In 1996, Blahyi had a dramatic encounter with Christ during one of the most brutal fights in the history of the Liberian war, an encounter many deemed similar to Apostle Paul’s conversion on the road to Damascus.
Jesus appeared to him as a blinding light and told him that he would die unless he repented of his sins, the Daily Mail reported.
Accepting Christ and asking forgiveness for his sins, Blahyi promptly laid down his weapons, left behind his soldiers, and went to a refugee camp in Ghana where he began his conversion process.
Now preaching where he once murdered, Blahyi hopes to rebuild the people whom he once hurt, advocating peace and not violence.
“It’s the toughest moment in my life to see somebody who I hurt in the past,” Blahyi reflected in the film. “There are thousands of people that can stand up here and say, this is what he did to me, this is what he did to my brother.
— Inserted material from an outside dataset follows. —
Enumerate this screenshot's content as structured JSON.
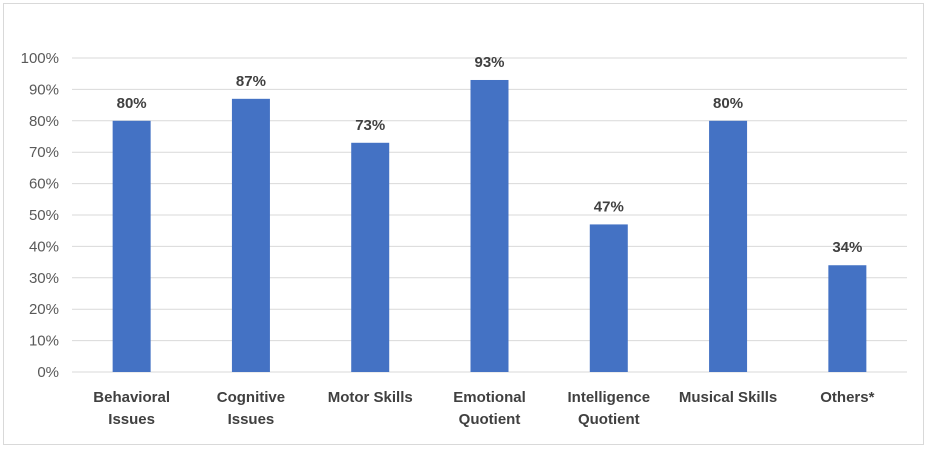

I’m guilty. I’m 100 percent guilty for all the things I did in the past.”
“I’m sorry. I’m sorry,” he repeated. Though many believed in Blahyi’s repentance and transformation, a few believe he is lying.
Despite their doubts, however, the former warlord continues to prove his turnaround through his actions, tirelessly preaching the Gospel to everyone he comes across.
He is currently the president and founder of the End Time Train Evangelistic Ministries in Ghana, which he founded in 1999, existing to shine the light of Christ in remote parts of Africa, including Togo, Benin Republic, Nigeria, Chile Republic, Guinea, and Liberia, his home land.
He returned to Liberia after six years of living in exile in 2004 and assisted in the disarmament process for one year, according to his ministry’s website, before returning back to the refugee camp in Ghana.
Three years later, he traveled back to his home country with a desire to return to Liberia with his family, which consisted of his wife, Josie, and their four children.
During that period, Blahyi agreed to admit his crimes before Liberia’s Truth and Reconciliation Commission, an act very few warlords agreed to do, though he did not know what the consequences of his confession would be.
“I went to the TRC because I wanted to reconcile with my country and be free of my conscience,” he shared in an excerpt. “And the fate turned out that they recommended amnesty for me.”
After he was recommended amnesty, however, Blahyi received several death threats from other warlords and fled to Ghana as a result. He has now returned to Liberia, preaching the truth of Jesus Christ to his people and teaching the broken about God’s infinite mercy and hope for mankind for sinners like himself.
The film will air on the Documentary Channel on Jan. 22.
PBS NewsHour ended their yearlong collaboration with The Economist magazine this week, highlighting the work of independent documentary filmmakers through The Economist Film Project.
Though they received more than a thousand documentary submissions, they chose only 19 films to showcase, ranging from skateboarding in Afghanistan to art made in the world’s largest landfill in Brazil.